Quienes fueron niños o jóvenes en los años sesenta tal vez dirán: “La Primavera” y a los jóvenes de hoy este nombre no les dirá algo, porque “Primavera” es el nombre de la margarina o una mera estación anual. Pero para aquellos niños de los sesentas, La Primavera es el nombre de un balneario que existía por el barrio de Yalchivol. Ahí, los niños y jóvenes llegaban a bañarse y era un poco lo que ahora es Uninajab.
Qué bueno que los comitecos de estos tiempos tengan a Uninajab; qué bueno que ya no repitan que dicho balneario es “el Acapulco de los pobres”, como algunos dieron en llamarlo, porque Uninajab es único. Hoy, me cuentan, el balneario tiene mucha semejanza con un vecindario de esos que abundan en la ciudad de México, porque, sin mucha sensibilidad, los propietarios no tuvieron la capacidad de preservar el aire natural que tenía, pero, de todos modos es bueno que ese espacio defina un poco el corazón de los comitecos. Quien llega a Uninajab recibe, sin saberlo bien a bien, la flama del quinqué de quienes, a principios y mediados del siglo XX llegaban a hacer “sus temporadas”. Cuentan que los paseantes improvisaban unos jacales que eran regados -generosamente- con juncia. ¿Mirás el prodigio de revelar los nombres más cercanos al corazón? A la hora que nombramos ¡invocamos!, y al invocar ¡bendecimos la palabra y bendecimos la memoria!

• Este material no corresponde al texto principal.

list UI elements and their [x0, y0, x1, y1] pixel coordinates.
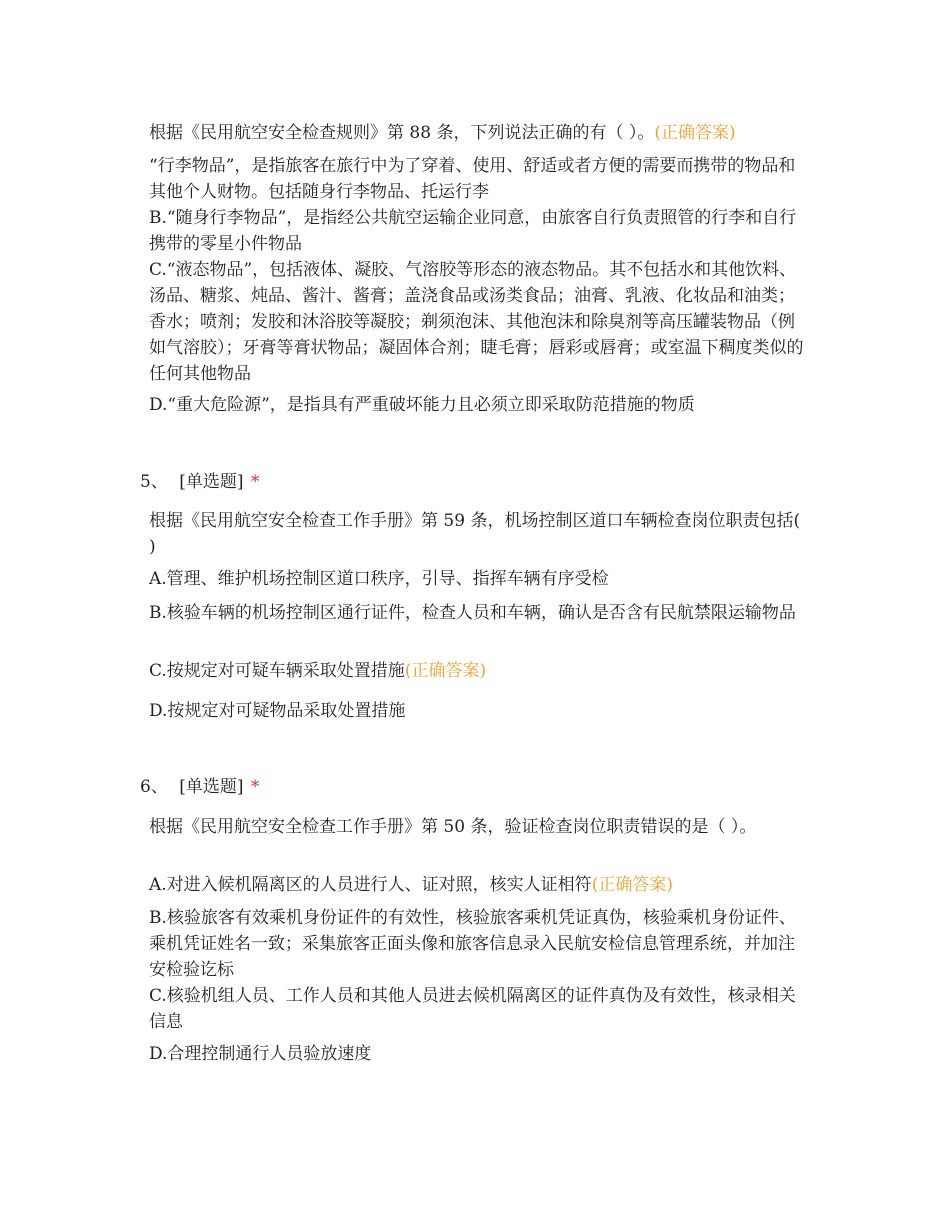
- stem-text: 根据《民用航空安全检查工作手册》第 59 条，机场控制区道口车辆检查岗位职责包括( ): [149, 511, 801, 557]
- option-c: [149, 257, 804, 387]
- question-number: 6、: [140, 777, 168, 797]
- option-text: B.“随身行李物品”，是指经公共航空运输企业同意，由旅客自行负责照管的行李和自行携带的零星小件物品: [149, 208, 797, 254]
- option-d: [149, 392, 804, 418]
- option-text: D.“重大危险源”，是指具有严重破坏能力且必须立即采取防范措施的物质: [149, 395, 695, 415]
- correct-answer-tag: (正确答案): [404, 661, 487, 681]
- question-stem: [149, 508, 804, 560]
- required-mark: *: [250, 472, 260, 492]
- option-text: C.按规定对可疑车辆采取处置措施: [149, 661, 405, 681]
- option-a: [149, 153, 804, 205]
- correct-answer-tag: (正确答案): [654, 123, 736, 143]
- option-a: [149, 566, 804, 592]
- stem-text: 根据《民用航空安全检查工作手册》第 50 条，验证检查岗位职责错误的是（ ）。: [149, 817, 757, 837]
- option-text: D.合理控制通行人员验放速度: [149, 1044, 372, 1064]
- option-b: [149, 905, 804, 983]
- question-header: [140, 774, 259, 800]
- question-type: [单选题]: [179, 472, 244, 492]
- option-text: C.核验机组人员、工作人员和其他人员进去候机隔离区的证件真伪及有效性，核录相关信息: [149, 986, 796, 1032]
- question-header: [140, 469, 259, 495]
- option-c: [149, 983, 804, 1035]
- required-mark: *: [250, 777, 260, 797]
- option-b: [149, 600, 804, 626]
- question-number: 5、: [140, 472, 168, 492]
- option-text: B.核验车辆的机场控制区通行证件，检查人员和车辆，确认是否含有民航禁限运输物品: [149, 603, 796, 623]
- option-text: A.对进入候机隔离区的人员进行人、证对照，核实人证相符: [149, 875, 592, 895]
- option-text: A.管理、维护机场控制区道口秩序，引导、指挥车辆有序受检: [149, 569, 609, 589]
- option-c: [149, 658, 804, 684]
- question-stem: [149, 120, 804, 146]
- option-d: [149, 698, 804, 724]
- correct-answer-tag: (正确答案): [591, 875, 673, 895]
- option-text: D.按规定对可疑物品采取处置措施: [149, 701, 406, 721]
- option-text: “行李物品”，是指旅客在旅行中为了穿着、使用、舒适或者方便的需要而携带的物品和其他个人财物。包括随身行李物品、托运行李: [149, 156, 796, 202]
- option-d: [149, 1041, 804, 1067]
- option-a: [149, 872, 804, 898]
- stem-text: 根据《民用航空安全检查规则》第 88 条，下列说法正确的有（ ）。: [149, 123, 655, 143]
- option-text: B.核验旅客有效乘机身份证件的有效性，核验旅客乘机凭证真伪，核验乘机身份证件、乘机凭证姓名一致；采集旅客正面头像和旅客信息录入民航安检信息管理系统，并加注安检验讫标: [149, 908, 796, 980]
- question-type: [单选题]: [179, 777, 244, 797]
- question-stem: [149, 814, 804, 840]
- option-text: C.“液态物品”，包括液体、凝胶、气溶胶等形态的液态物品。其不包括水和其他饮料、汤品、糖浆、炖品、酱汁、酱膏；盖浇食品或汤类食品；油膏、乳液、化妆品和油类；香水；喷剂；发胶和沐浴胶等凝胶；剃须泡沫、其他泡沫和除臭剂等高压罐装物品（例如气溶胶）；牙膏等膏状物品；凝固体合剂；睫毛膏；唇彩或唇膏；或室温下稠度类似的任何其他物品: [149, 260, 804, 384]
- option-b: [149, 205, 804, 257]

Pd. Una vez, hace varios años, jugué con un afecto el juego eterno de los nombres. Ella se llevó las manos al corazón y dijo: “Alejandro” cuando tocó su turno. Yo, riendo, le dije que ese nombre no era nombre de un espacio y ella me dijo: “Vos sos mi territorio más entrañable”. Uf, Marianita de mi corazón, mi ídem se paralizó por un instante, mientras los demás amigos, con sus risas y chanzas, obligaban a ponerme todo colorado. Ahora, con este recuerdo, recuerdo el recuerdo de su recuerdo y, sin importar en dónde esté o con quién esté, pido a Dios que bendiga todas sus parcelas y las llene de luz y de nombres tan afectuosos como los que los comitecos pronunciamos a diario.
Ahora estoy a punto de decir que tu nombre, Marianita de todas las juncias, es uno de los nombres más cercanos a mi corazón, pero no lo digo, porque ya mirás cómo somos los comitecos, luego, luego, comenzamos a hacer historias de más.